Nietzche tinha razão. O Estado é o mais frio dos monstros. Aos 82 anos, a viúva Margot sabe disso. Ela pertence à grande confraria das vítimas do Estado caloteiro, só inferior em número e abrangência à "Confraria dos Extorquidos", espetados por fiscais corruptos. (Um grande argumento em favor do Imposto Único sobre Transações Financeiras, cobrado eletronicamente pelos bancos, em substituição aos tradicionais impostos declaratórios de renda e consumo, é precisamente a extinção dessa espécie parasitária...).
A estória da viúva Margot começa em 1957. Seu marido, proprietário da firma Robaina e Companhia Ltda., de Santa Catarina, conseguiu furar o cartel dos importadores de trigo, que, por critérios arbitrários, eram sempre os aquinhoados com as licenças de importação da Cexim (Carteira de Exportação e Importação do BB). A Robaina acabou, após porfia, obtendo uma licença e contratou compras de trigo no Uruguai. Antes de concretizada a importação, foi modificado o regime de taxas múltiplas de câmbio e abruptamente canceladas as guias de importação. Para garantir seu direito de importar, a Robaina impetrou um mandato de segurança. Concedido este pela Justiça, o governo se viu constrangido a emitir as licenças respectivas. Só que a Robaina ganhou, mas não levou. O astuto ministro da Fazenda de então, o mineiro Alckmin, de quem se dizia ser capaz de trocar de meia sem descalçar os sapatos, extrapolou sua criatividade burocrática ao exigir, para a liberação das guias, uma "taxa de expediente" correspondente a 100% do valor das mesmas. Premido pelos vendedores uruguaios, e pelos compromissos de entrega, a Robaina depositou, sob protesto, a taxa ilegalmente requerida, efetivando a importação.
Começa aí uma longa batalha judicial, que duraria décadas, cujos capítulos principais são os seguintes:
1960 - A Robaina dá entrada na Justiça a uma ação ordinária de "Repetição do Indébito", com o fito de recuperar os valores exorbitantes da taxa de expediente.

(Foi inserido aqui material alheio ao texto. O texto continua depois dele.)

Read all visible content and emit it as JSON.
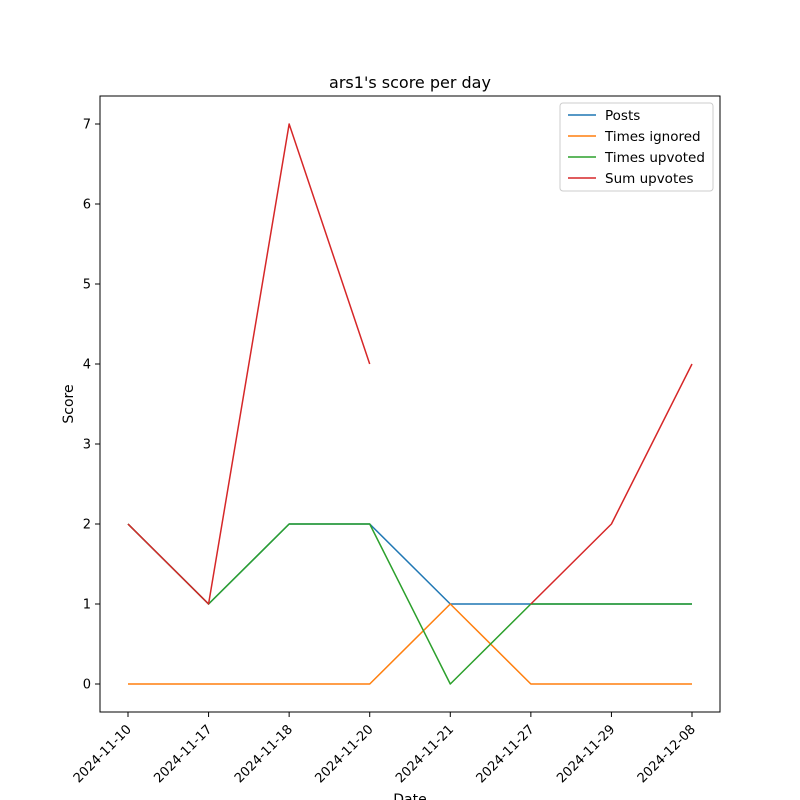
{
  "chart_data": {
    "type": "line",
    "title": "ars1's score per day",
    "xlabel": "Date",
    "ylabel": "Score",
    "categories": [
      "2024-11-10",
      "2024-11-17",
      "2024-11-18",
      "2024-11-20",
      "2024-11-21",
      "2024-11-27",
      "2024-11-29",
      "2024-12-08"
    ],
    "y_ticks": [
      0,
      1,
      2,
      3,
      4,
      5,
      6,
      7
    ],
    "ylim": [
      -0.35,
      7.35
    ],
    "grid": false,
    "legend_position": "top-right",
    "series": [
      {
        "name": "Posts",
        "color": "#1f77b4",
        "values": [
          2,
          1,
          2,
          2,
          1,
          1,
          1,
          1
        ]
      },
      {
        "name": "Times ignored",
        "color": "#ff7f0e",
        "values": [
          0,
          0,
          0,
          0,
          1,
          0,
          0,
          0
        ]
      },
      {
        "name": "Times upvoted",
        "color": "#2ca02c",
        "values": [
          2,
          1,
          2,
          2,
          0,
          1,
          1,
          1
        ]
      },
      {
        "name": "Sum upvotes",
        "color": "#d62728",
        "values": [
          2,
          1,
          7,
          4,
          null,
          1,
          2,
          4
        ]
      }
    ]
  }
}
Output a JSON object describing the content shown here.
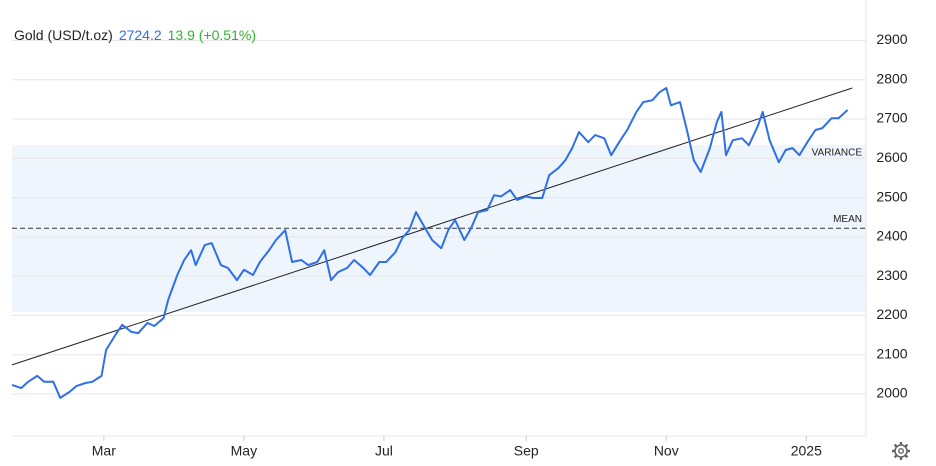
{
  "chart_data": {
    "type": "line",
    "title": "Gold (USD/t.oz)",
    "last_value": "2724.2",
    "change": "13.9 (+0.51%)",
    "series": [
      {
        "name": "Gold",
        "color": "#2f6fe8",
        "x": [
          -40,
          -36,
          -33,
          -29,
          -26,
          -22,
          -19,
          -15,
          -12,
          -8,
          -5,
          -1,
          1,
          5,
          8,
          12,
          15,
          19,
          22,
          26,
          28,
          32,
          35,
          38,
          40,
          44,
          47,
          51,
          54,
          58,
          61,
          65,
          68,
          72,
          75,
          79,
          82,
          86,
          89,
          93,
          96,
          99,
          102,
          106,
          109,
          113,
          116,
          120,
          123,
          127,
          130,
          133,
          136,
          140,
          143,
          147,
          150,
          153,
          157,
          160,
          163,
          167,
          170,
          173,
          177,
          180,
          184,
          187,
          191,
          194,
          198,
          201,
          204,
          207,
          211,
          214,
          218,
          221,
          225,
          228,
          232,
          235,
          239,
          242,
          245,
          247,
          251,
          254,
          257,
          260,
          264,
          267,
          269,
          271,
          274,
          278,
          281,
          285,
          287,
          290,
          294,
          297,
          300,
          303,
          307,
          310,
          313,
          317,
          320,
          324
        ],
        "values": [
          2023,
          2015,
          2031,
          2046,
          2031,
          2031,
          1990,
          2005,
          2020,
          2028,
          2031,
          2046,
          2112,
          2150,
          2176,
          2158,
          2155,
          2181,
          2173,
          2193,
          2239,
          2303,
          2341,
          2366,
          2328,
          2379,
          2384,
          2328,
          2321,
          2290,
          2316,
          2303,
          2336,
          2366,
          2392,
          2417,
          2336,
          2341,
          2328,
          2336,
          2366,
          2290,
          2310,
          2321,
          2341,
          2321,
          2303,
          2336,
          2336,
          2361,
          2397,
          2417,
          2463,
          2422,
          2392,
          2371,
          2417,
          2443,
          2392,
          2422,
          2463,
          2468,
          2506,
          2503,
          2519,
          2494,
          2503,
          2499,
          2499,
          2557,
          2575,
          2595,
          2626,
          2667,
          2641,
          2659,
          2651,
          2608,
          2646,
          2672,
          2718,
          2743,
          2748,
          2768,
          2779,
          2735,
          2743,
          2672,
          2595,
          2565,
          2626,
          2692,
          2718,
          2608,
          2646,
          2651,
          2633,
          2684,
          2718,
          2646,
          2590,
          2621,
          2626,
          2608,
          2646,
          2672,
          2677,
          2702,
          2702,
          2723
        ]
      }
    ],
    "trend_line": {
      "x": [
        -40,
        326
      ],
      "values": [
        2074,
        2779
      ]
    },
    "mean": {
      "label": "MEAN",
      "value": 2422
    },
    "variance": {
      "label": "VARIANCE",
      "values": [
        2209,
        2634
      ]
    },
    "xlim": [
      -40,
      332
    ],
    "xticks": [
      {
        "value": 0,
        "label": "Mar"
      },
      {
        "value": 61,
        "label": "May"
      },
      {
        "value": 122,
        "label": "Jul"
      },
      {
        "value": 184,
        "label": "Sep"
      },
      {
        "value": 245,
        "label": "Nov"
      },
      {
        "value": 306,
        "label": "2025"
      }
    ],
    "ylim": [
      1893,
      3003
    ],
    "yticks": [
      2000,
      2100,
      2200,
      2300,
      2400,
      2500,
      2600,
      2700,
      2800,
      2900
    ],
    "grid": true
  }
}
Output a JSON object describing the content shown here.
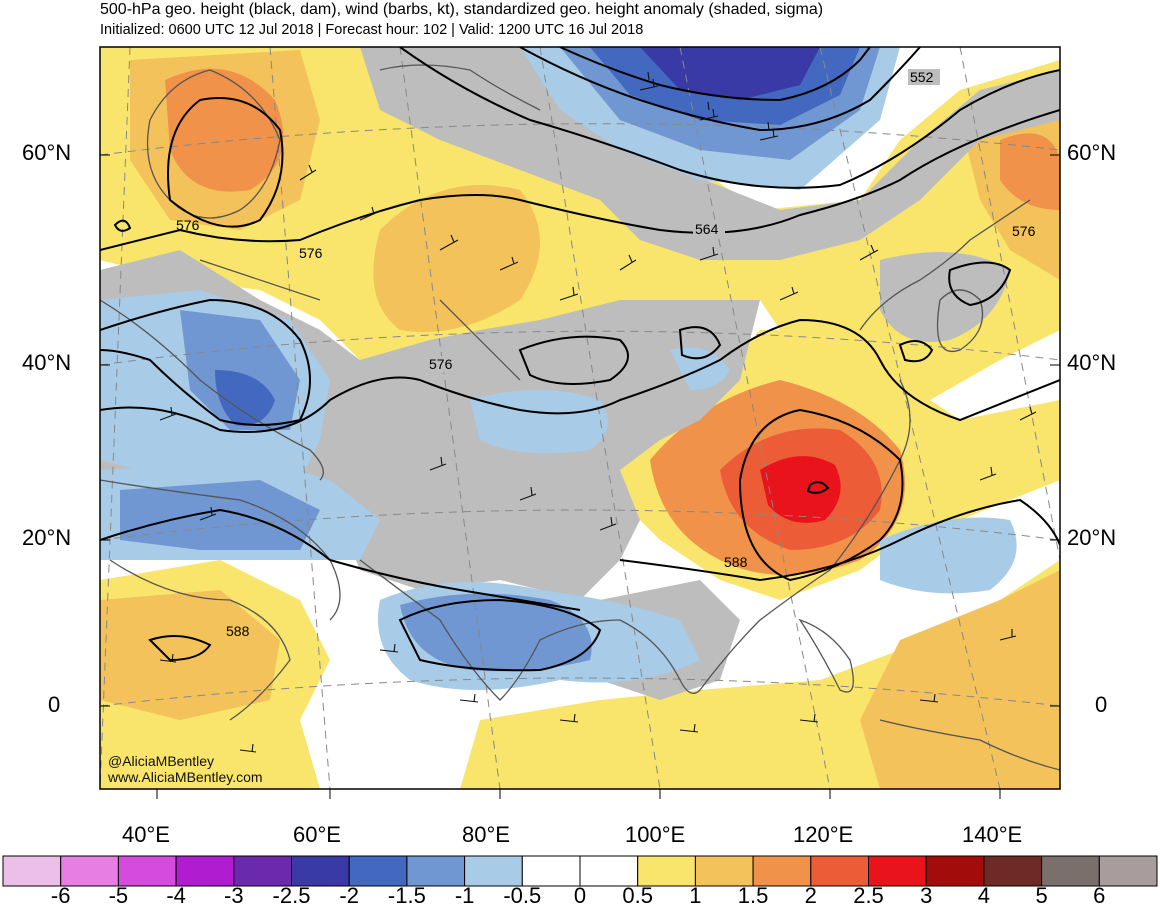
{
  "header": {
    "title": "500-hPa geo. height (black, dam), wind (barbs, kt), standardized geo. height anomaly (shaded, sigma)",
    "subtitle": "Initialized: 0600 UTC 12 Jul 2018 | Forecast hour: 102 | Valid: 1200 UTC 16 Jul 2018"
  },
  "map": {
    "lat_labels": [
      "60°N",
      "40°N",
      "20°N",
      "0"
    ],
    "lon_labels": [
      "40°E",
      "60°E",
      "80°E",
      "100°E",
      "120°E",
      "140°E"
    ],
    "contour_labels": [
      "552",
      "564",
      "576",
      "576",
      "576",
      "576",
      "588",
      "588"
    ],
    "credit": [
      "@AliciaMBentley",
      "www.AliciaMBentley.com"
    ]
  },
  "colorbar": {
    "labels": [
      "-6",
      "-5",
      "-4",
      "-3",
      "-2.5",
      "-2",
      "-1.5",
      "-1",
      "-0.5",
      "0",
      "0.5",
      "1",
      "1.5",
      "2",
      "2.5",
      "3",
      "4",
      "5",
      "6"
    ],
    "colors": [
      "#ecbfe9",
      "#e67ee3",
      "#d54bdb",
      "#b01cd0",
      "#6b2aad",
      "#3a3aa6",
      "#4268c0",
      "#7097d1",
      "#a8cbe7",
      "#ffffff",
      "#ffffff",
      "#f9e56b",
      "#f3c25a",
      "#f0924a",
      "#ec5c37",
      "#e8131b",
      "#a40b0b",
      "#6e2a26",
      "#7b6f6c",
      "#a89c9c"
    ]
  }
}
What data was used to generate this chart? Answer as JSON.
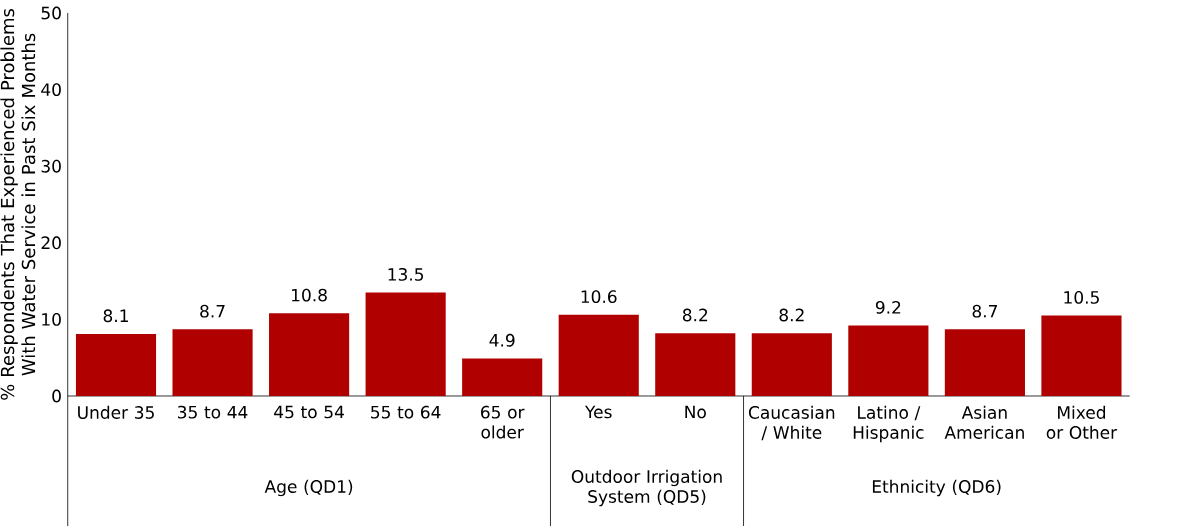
{
  "chart_data": {
    "type": "bar",
    "ylabel": "% Respondents That Experienced Problems With Water Service in Past Six Months",
    "categories": [
      "Under 35",
      "35 to 44",
      "45 to 54",
      "55 to 64",
      "65 or older",
      "Yes",
      "No",
      "Caucasian / White",
      "Latino / Hispanic",
      "Asian American",
      "Mixed or Other"
    ],
    "values": [
      8.1,
      8.7,
      10.8,
      13.5,
      4.9,
      10.6,
      8.2,
      8.2,
      9.2,
      8.7,
      10.5
    ],
    "color": "#b00000",
    "ylim": [
      0,
      50
    ],
    "yticks": [
      0,
      10,
      20,
      30,
      40,
      50
    ],
    "data_labels": true,
    "annotations": [
      "Age (QD1)",
      "Outdoor Irrigation System (QD5)",
      "Ethnicity (QD6)"
    ]
  }
}
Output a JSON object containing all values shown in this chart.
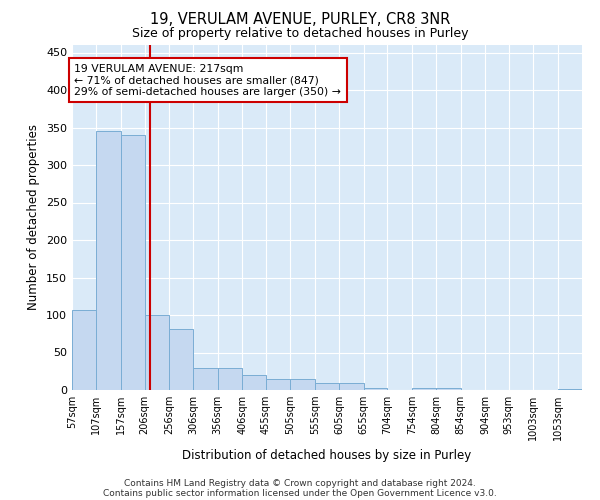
{
  "title": "19, VERULAM AVENUE, PURLEY, CR8 3NR",
  "subtitle": "Size of property relative to detached houses in Purley",
  "xlabel": "Distribution of detached houses by size in Purley",
  "ylabel": "Number of detached properties",
  "bar_color": "#c5d8f0",
  "bar_edge_color": "#7aadd4",
  "background_color": "#daeaf8",
  "grid_color": "#ffffff",
  "property_size": 217,
  "property_line_color": "#cc0000",
  "annotation_text": "19 VERULAM AVENUE: 217sqm\n← 71% of detached houses are smaller (847)\n29% of semi-detached houses are larger (350) →",
  "annotation_box_color": "#ffffff",
  "annotation_box_edge_color": "#cc0000",
  "categories": [
    "57sqm",
    "107sqm",
    "157sqm",
    "206sqm",
    "256sqm",
    "306sqm",
    "356sqm",
    "406sqm",
    "455sqm",
    "505sqm",
    "555sqm",
    "605sqm",
    "655sqm",
    "704sqm",
    "754sqm",
    "804sqm",
    "854sqm",
    "904sqm",
    "953sqm",
    "1003sqm",
    "1053sqm"
  ],
  "bin_edges": [
    57,
    107,
    157,
    206,
    256,
    306,
    356,
    406,
    455,
    505,
    555,
    605,
    655,
    704,
    754,
    804,
    854,
    904,
    953,
    1003,
    1053,
    1103
  ],
  "values": [
    107,
    345,
    340,
    100,
    82,
    30,
    30,
    20,
    15,
    15,
    10,
    10,
    3,
    0,
    3,
    3,
    0,
    0,
    0,
    0,
    2
  ],
  "ylim": [
    0,
    460
  ],
  "yticks": [
    0,
    50,
    100,
    150,
    200,
    250,
    300,
    350,
    400,
    450
  ],
  "footer_line1": "Contains HM Land Registry data © Crown copyright and database right 2024.",
  "footer_line2": "Contains public sector information licensed under the Open Government Licence v3.0."
}
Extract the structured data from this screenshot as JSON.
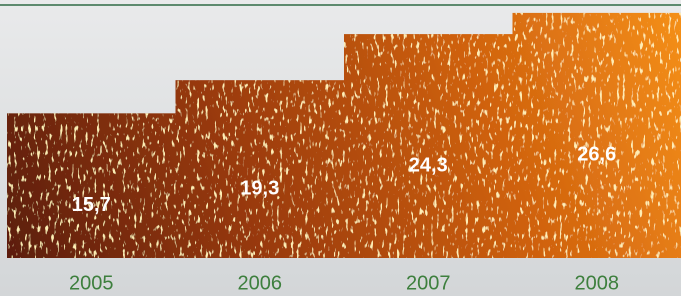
{
  "chart_data": {
    "type": "bar",
    "categories": [
      "2005",
      "2006",
      "2007",
      "2008"
    ],
    "values": [
      15.7,
      19.3,
      24.3,
      26.6
    ],
    "value_labels": [
      "15,7",
      "19,3",
      "24,3",
      "26,6"
    ],
    "ylim": [
      0,
      28
    ]
  }
}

1963 - Morre o marido de Margot. A empresa deixa de operar, mas não é liquidada, mantendo como seu único ativo os créditos contra o Tesouro.
1976 - O Judiciário reconhece o direito da Robaina a uma reparação, tendo o caso atravessado várias instâncias da Justiça, até o Supremo Tribunal Federal. Inicia-se a "Fase de execução". Ocorreu subsequentemente, uma longa disputa sobre a aplicabilidade ou não da correção monetária sobre os valores depositados a título de taxa de expediente, para o cálculo do valor da reparação. O processo vai novamente ao Supremo Tribunal, sendo fixada a correção monetária, acrescida de juros de 12% ao ano, a partir de 1957.
1991 - Começam a ser expedidos os precatórios judiciais contra o Tesouro. Tinham-se passado 15 anos após o início da fase de execução e 31 anos após o início do processo judicial. É o espaço de uma geração. A viúva Margot teve sua vida estragada, passando de robusta balzaqueana a uma velhinha aflita...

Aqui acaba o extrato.